Ma non si trattava solo di una fantasticheria, ne era certo, e quel pensiero l’avrebbe assillato per sempre. Era una certezza indefinibile, balenata alla sua mente durante quell’indescrivibile contatto con Vanamonde. Sapeva forse lo stesso Vanamonde quale sarebbe stato il suo solitario destino?

Un giorno l’energia del Sole Nero si sarebbe esaurita, e il prigioniero sarebbe tornato libero. Allora, al limite dell’Universo, dove il Tempo stesso era fermo, Vanamonde e la Mente Pazza si sarebbero incontrati tra i corpi spenti delle stelle.

Quel conflitto avrebbe scosso tutto il Creato, probabilmente; pure, non avrebbe per nulla riguardato l’Uomo, il quale non ne avrebbe mai conosciuto il risultato finale.

«Guardate!» fece Alvin all’improvviso. «Ecco quello che volevo mostrarvi. Capite quel che significa?»

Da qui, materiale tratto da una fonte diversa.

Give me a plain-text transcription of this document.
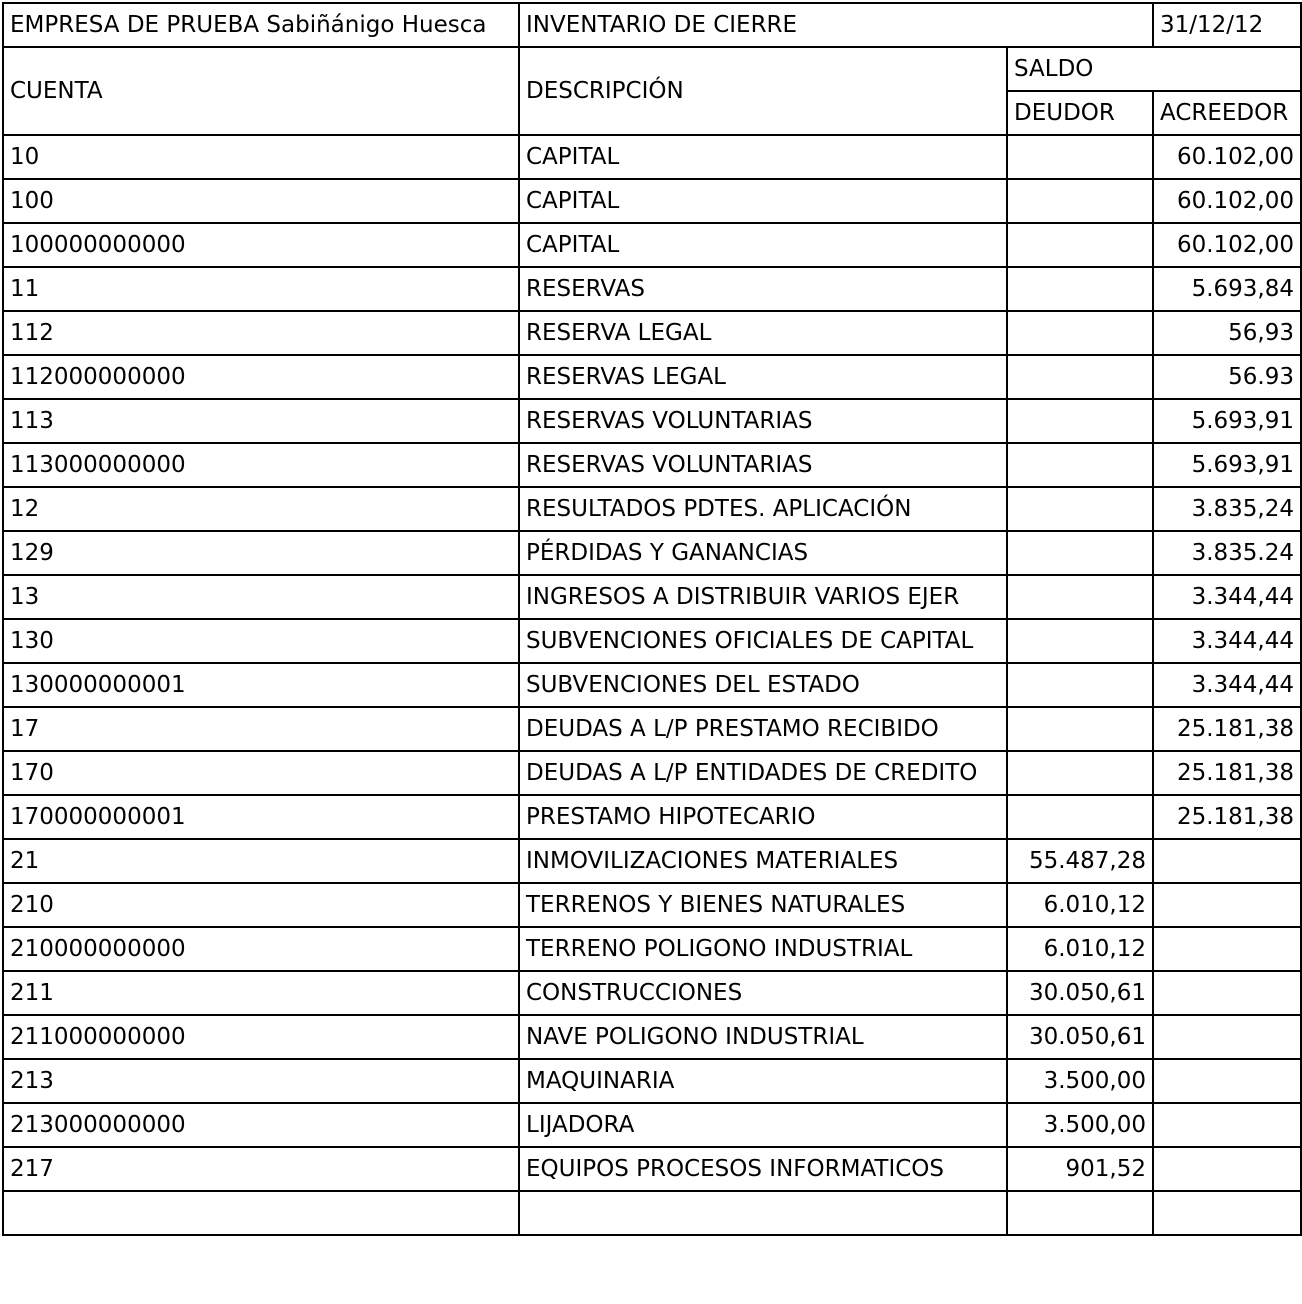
EMPRESA DE PRUEBA Sabiñánigo Huesca	INVENTARIO DE CIERRE		31/12/12
CUENTA	DESCRIPCIÓN	SALDO	
		DEUDOR	ACREEDOR
10	CAPITAL		60.102,00
100	CAPITAL		60.102,00
100000000000	CAPITAL		60.102,00
11	RESERVAS		5.693,84
112	RESERVA LEGAL		56,93
112000000000	RESERVAS LEGAL		56.93
113	RESERVAS VOLUNTARIAS		5.693,91
113000000000	RESERVAS VOLUNTARIAS		5.693,91
12	RESULTADOS PDTES. APLICACIÓN		3.835,24
129	PÉRDIDAS Y GANANCIAS		3.835.24
13	INGRESOS A DISTRIBUIR VARIOS EJER		3.344,44
130	SUBVENCIONES OFICIALES DE CAPITAL		3.344,44
130000000001	SUBVENCIONES DEL ESTADO		3.344,44
17	DEUDAS A L/P PRESTAMO RECIBIDO		25.181,38
170	DEUDAS A L/P ENTIDADES DE CREDITO		25.181,38
170000000001	PRESTAMO HIPOTECARIO		25.181,38
21	INMOVILIZACIONES MATERIALES	55.487,28	
210	TERRENOS Y BIENES NATURALES	6.010,12	
210000000000	TERRENO POLIGONO INDUSTRIAL	6.010,12	
211	CONSTRUCCIONES	30.050,61	
211000000000	NAVE POLIGONO INDUSTRIAL	30.050,61	
213	MAQUINARIA	3.500,00	
213000000000	LIJADORA	3.500,00	
217	EQUIPOS PROCESOS INFORMATICOS	901,52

La nave era a picco sul Polo, e il pianeta sotto di loro era un perfetto emisfero. Jeserac e Hilvar, fissando la cintura di luce crepuscolare, colsero nello stesso istante l’alba e il tramonto sui due lati opposti del globo. Il simbolismo era così perfetto, così impressionante, che per tutta la vita avrebbero portato impresso il ricordo di quell’attimo.


La notte scendeva sull’Universo; le ombre stavano allungandosi verso un oriente che non avrebbe mai più visto l’alba. Ma altrove le stelle erano ancora giovani, altrove si protraeva la luce del mattino; e lungo il sentiero già seguito un tempo, l’Uomo un giorno si sarebbe incamminato di nuovo.